Change is permeating throughout the manufacturing industry at a breakneck speed. In the wake of this disruption, it’s no longer about just getting by and keeping your head above the water. Manufacturers that survive and thrive are those that are the fastest, fittest, most agile and most flexible.
It’s those that can recognize the subtle shifts in the direction the market is moving and make the necessary changes to their operations in order to align with these changes. The following are some of the key trends that will define manufacturing between 2018 and 2020.
1. Improvements in Manufacturing Software Usability
For too long, developers of manufacturing software have focused on functionality. While this is after all the core purpose of the software, there’s a growing realization among developers that just because the application works as required does not mean it’s usable.
There’s increasing focus on user interface design in recognition that the end user experience plays a part in determining what software a manufacturer will eventually settle for. A bland, difficult-to-navigate interface will no longer be the norm.
2. Demand for Data Analysts
As the world moves into the Internet of Things where billions of smart devices at home and in the workplace can capture, share and relay information, the volume of data that manufacturers depend on to make key decisions will only continue to grow. Such vast data can no longer be extracted, analyzed and interpreted using simple tools and techniques.

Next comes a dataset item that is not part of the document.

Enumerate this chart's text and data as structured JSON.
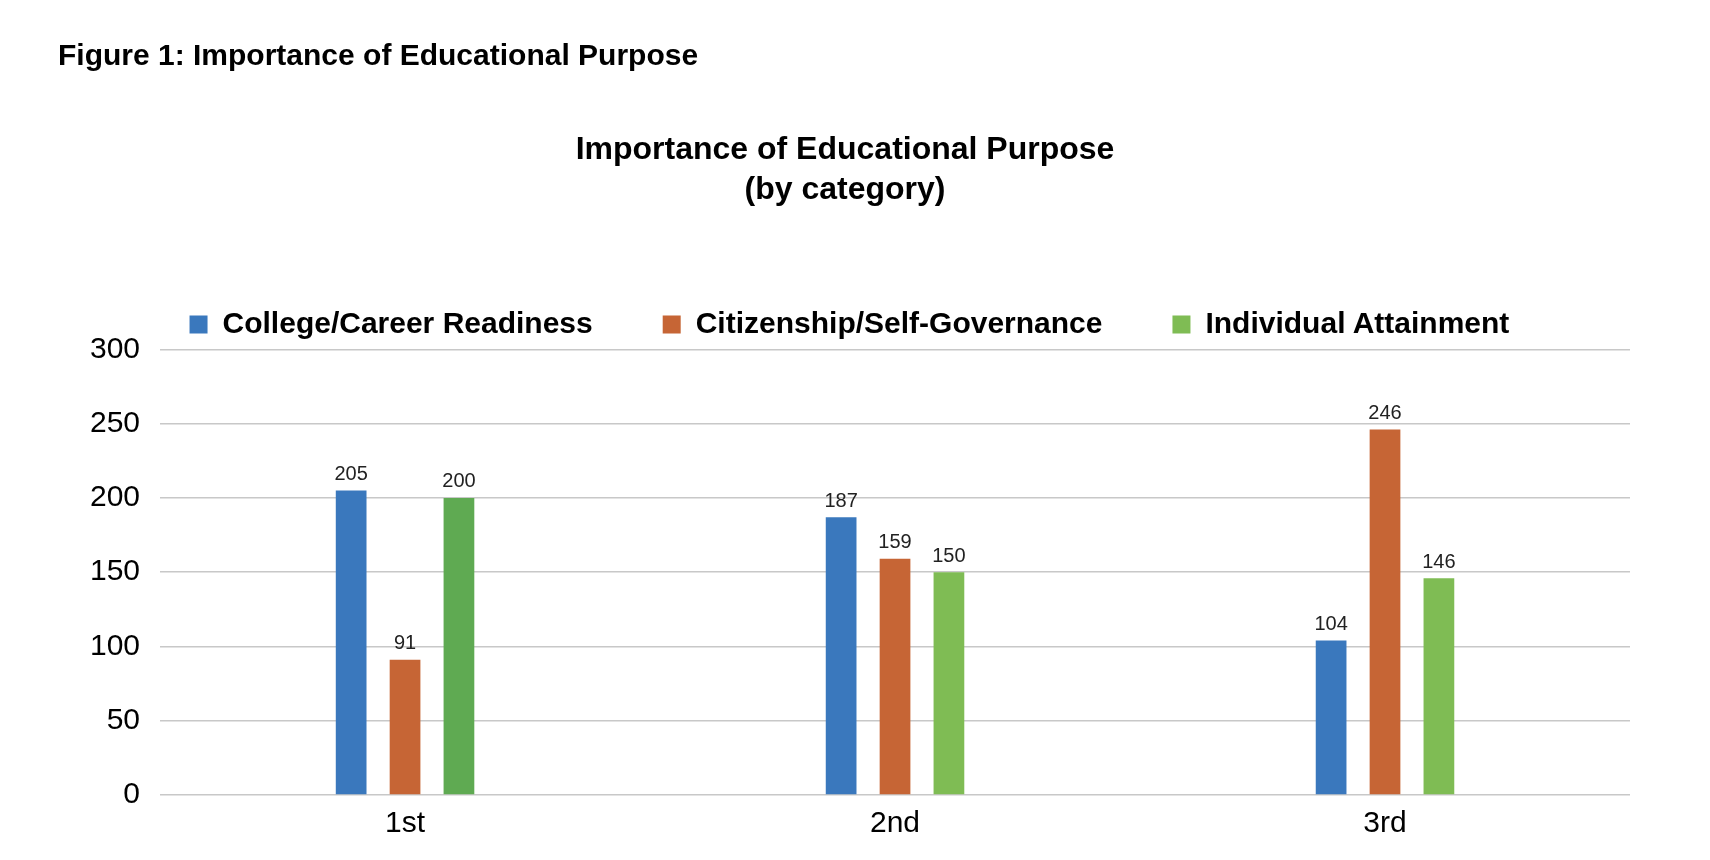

Manufacturers are thus looking at hiring data scientists who have a working knowledge of the manufacturing industry. Businesses that can quickly break down and understand the data from factory equipment and end products will have an edge.
3. Rise in Robotics
Robots aren’t really new in the manufacturing industry. They’ve been in use in various industries for decades now. The next few years will however only see them gain greater prominence on factory floors.
An ever higher number of manufacturers will assign a larger share of their manual, repetitive tasks to robots and focus production and engineering employees on more cognitive, unpredictable roles. Robots will help reduce errors, slash production costs and streamline the manufacturing process.
4. Faster Prototyping
One of the biggest worries every business faces when developing a new product is the possibility of rejection by consumers. After spending time, money and manhours building what looks like an excellent product, it can all go up in smoke if the target market doesn’t recognize its value.

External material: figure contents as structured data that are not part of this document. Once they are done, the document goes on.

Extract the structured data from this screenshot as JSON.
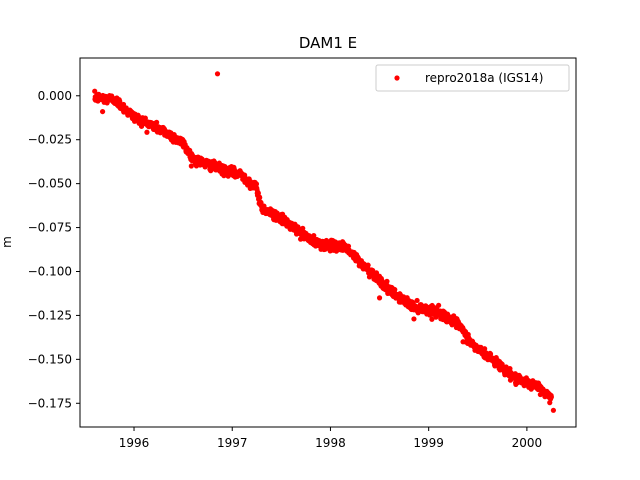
{
  "chart_data": {
    "type": "scatter",
    "title": "DAM1 E",
    "xlabel": "",
    "ylabel": "m",
    "xlim": [
      1995.45,
      2000.5
    ],
    "ylim": [
      -0.1885,
      0.0215
    ],
    "x_ticks": [
      1996,
      1997,
      1998,
      1999,
      2000
    ],
    "x_tick_labels": [
      "1996",
      "1997",
      "1998",
      "1999",
      "2000"
    ],
    "y_ticks": [
      0.0,
      -0.025,
      -0.05,
      -0.075,
      -0.1,
      -0.125,
      -0.15,
      -0.175
    ],
    "y_tick_labels": [
      "0.000",
      "−0.025",
      "−0.050",
      "−0.075",
      "−0.100",
      "−0.125",
      "−0.150",
      "−0.175"
    ],
    "grid": false,
    "legend_position": "top-right",
    "series": [
      {
        "name": "repro2018a (IGS14)",
        "color": "#ff0000",
        "marker": "circle",
        "trend_points": [
          [
            1995.6,
            -0.001
          ],
          [
            1995.8,
            -0.002
          ],
          [
            1996.0,
            -0.012
          ],
          [
            1996.3,
            -0.02
          ],
          [
            1996.5,
            -0.027
          ],
          [
            1996.6,
            -0.036
          ],
          [
            1996.9,
            -0.042
          ],
          [
            1997.1,
            -0.045
          ],
          [
            1997.25,
            -0.053
          ],
          [
            1997.3,
            -0.064
          ],
          [
            1997.5,
            -0.07
          ],
          [
            1997.7,
            -0.078
          ],
          [
            1997.85,
            -0.084
          ],
          [
            1998.0,
            -0.085
          ],
          [
            1998.15,
            -0.086
          ],
          [
            1998.3,
            -0.095
          ],
          [
            1998.45,
            -0.102
          ],
          [
            1998.6,
            -0.111
          ],
          [
            1998.85,
            -0.12
          ],
          [
            1999.1,
            -0.123
          ],
          [
            1999.3,
            -0.13
          ],
          [
            1999.45,
            -0.142
          ],
          [
            1999.7,
            -0.152
          ],
          [
            1999.9,
            -0.162
          ],
          [
            2000.1,
            -0.165
          ],
          [
            2000.25,
            -0.172
          ]
        ],
        "outliers": [
          [
            1996.85,
            0.0125
          ],
          [
            1995.68,
            -0.009
          ],
          [
            1998.5,
            -0.115
          ],
          [
            1998.85,
            -0.127
          ],
          [
            1999.35,
            -0.14
          ],
          [
            2000.27,
            -0.179
          ]
        ]
      }
    ]
  }
}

Prototyping has always been a great way to get a real feel of the market before going full throttle into production. Expect 3D printing, cnc machine programming and other technologies to revolutionize how fast manufacturers build prototypes.
5. Smart Factories
Smart factories will win more converts in the coming years driven by the need to improve process and product quality while raising compliance with relevant laws and regulations.

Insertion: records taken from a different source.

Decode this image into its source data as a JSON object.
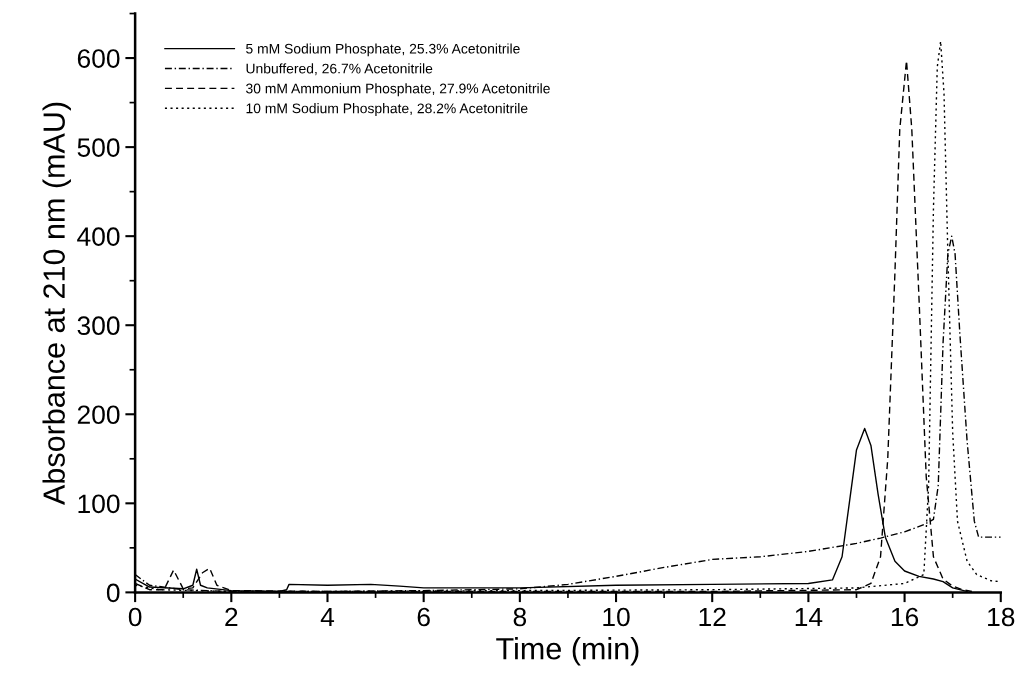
{
  "chart_data": {
    "type": "line",
    "xlabel": "Time (min)",
    "ylabel": "Absorbance at 210 nm (mAU)",
    "xlim": [
      0,
      18
    ],
    "xticks": [
      0,
      2,
      4,
      6,
      8,
      10,
      12,
      14,
      16,
      18
    ],
    "ylim": [
      0,
      650
    ],
    "yticks": [
      0,
      100,
      200,
      300,
      400,
      500,
      600
    ],
    "grid": false,
    "legend": "top left",
    "marker": "none",
    "series": [
      {
        "name": "5 mM Sodium Phosphate, 25.3% Acetonitrile",
        "color": "#000000",
        "line_style": "solid",
        "x": [
          0,
          0.3,
          1.0,
          1.2,
          1.28,
          1.36,
          1.5,
          2.0,
          3.0,
          3.15,
          3.2,
          4.0,
          4.9,
          5.5,
          6.0,
          8.0,
          10.0,
          12.0,
          14.0,
          14.5,
          14.7,
          14.85,
          15.0,
          15.17,
          15.3,
          15.45,
          15.6,
          15.8,
          16.0,
          16.3,
          16.6,
          16.8,
          17.0,
          17.3
        ],
        "values": [
          15,
          6,
          4,
          8,
          26,
          8,
          5,
          2,
          1,
          3,
          9,
          8,
          9,
          7,
          5,
          5,
          8,
          9,
          10,
          14,
          40,
          100,
          160,
          184,
          165,
          110,
          62,
          35,
          24,
          18,
          15,
          12,
          5,
          1
        ]
      },
      {
        "name": "Unbuffered, 26.7% Acetonitrile",
        "color": "#000000",
        "line_style": "dashdot",
        "x": [
          0,
          0.3,
          1.0,
          2.0,
          4.0,
          6.0,
          8.0,
          9.0,
          10.0,
          11.0,
          12.0,
          13.0,
          14.0,
          15.0,
          15.5,
          16.0,
          16.4,
          16.6,
          16.7,
          16.8,
          16.9,
          16.98,
          17.05,
          17.15,
          17.3,
          17.45,
          17.54,
          18.0
        ],
        "values": [
          20,
          8,
          3,
          1,
          1,
          2,
          4,
          9,
          18,
          28,
          37,
          40,
          46,
          55,
          61,
          68,
          76,
          82,
          120,
          280,
          380,
          400,
          380,
          290,
          170,
          80,
          62,
          62
        ]
      },
      {
        "name": "30 mM Ammonium Phosphate, 27.9% Acetonitrile",
        "color": "#000000",
        "line_style": "dashed",
        "x": [
          0,
          0.3,
          0.6,
          0.8,
          1.0,
          1.2,
          1.4,
          1.55,
          1.7,
          2.0,
          4.0,
          8.0,
          12.0,
          15.0,
          15.3,
          15.5,
          15.65,
          15.8,
          15.9,
          16.04,
          16.15,
          16.3,
          16.45,
          16.6,
          16.8,
          17.0,
          17.2,
          17.4
        ],
        "values": [
          10,
          3,
          3,
          25,
          4,
          5,
          22,
          27,
          8,
          2,
          1,
          1,
          1,
          3,
          10,
          40,
          150,
          360,
          520,
          597,
          520,
          330,
          130,
          40,
          15,
          7,
          3,
          1
        ]
      },
      {
        "name": "10 mM Sodium Phosphate, 28.2% Acetonitrile",
        "color": "#000000",
        "line_style": "dotted",
        "x": [
          0,
          0.5,
          2.0,
          4.0,
          8.0,
          12.0,
          15.0,
          16.0,
          16.4,
          16.5,
          16.6,
          16.68,
          16.75,
          16.82,
          16.9,
          17.0,
          17.1,
          17.3,
          17.5,
          17.8,
          18.0
        ],
        "values": [
          8,
          3,
          1,
          1,
          2,
          3,
          5,
          10,
          20,
          120,
          430,
          590,
          619,
          560,
          380,
          180,
          80,
          35,
          20,
          13,
          12
        ]
      }
    ]
  }
}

The average factory comprises multiple moving parts and intertwined processes. The failure of a single process can have a debilitating impact on the bottom line. Smart factories leverage data to ensure better efficiency and risk management while reducing downtime.
6. Focus on Global Supply Chain Risk
Gone are the days when manufacturing was a one-facility operation. In that era, all the raw materials for the product would be shipped to one location. All processes took place under one roof. Manufacturing is a lot more complicated nowadays with dependencies that span continents.
Not only are many raw materials sourced from a different country but some components of the final product are made elsewhere. A good example is automobile manufacturing. Businesses will do more to mitigate global supply chain risk by creating robust fallback plans in the event of disruption due to wars, political tensions, labor disputes, trade disputes and natural disasters.
7. Direct-to-Consumer Sales
Traditionally, most manufacturers had little to no direct interaction with the consumers of their products. That has been changing and will continue to do so. A key driver of this trend has been the internet and especially social media.
Think about any major manufacturer in the world and you’ll find they have an active social media page with thousands or millions of followers. They now communicate with customers directly and can quickly respond to emerging problems. The next natural step from this interaction will be even higher direct-to-consumer sales.
The top trends driving manufacturing are only going to accelerate through 2020 as customers, shareholders, business leaders and suppliers force greater scale, speed and agility into all aspects of the product’s lifecycle.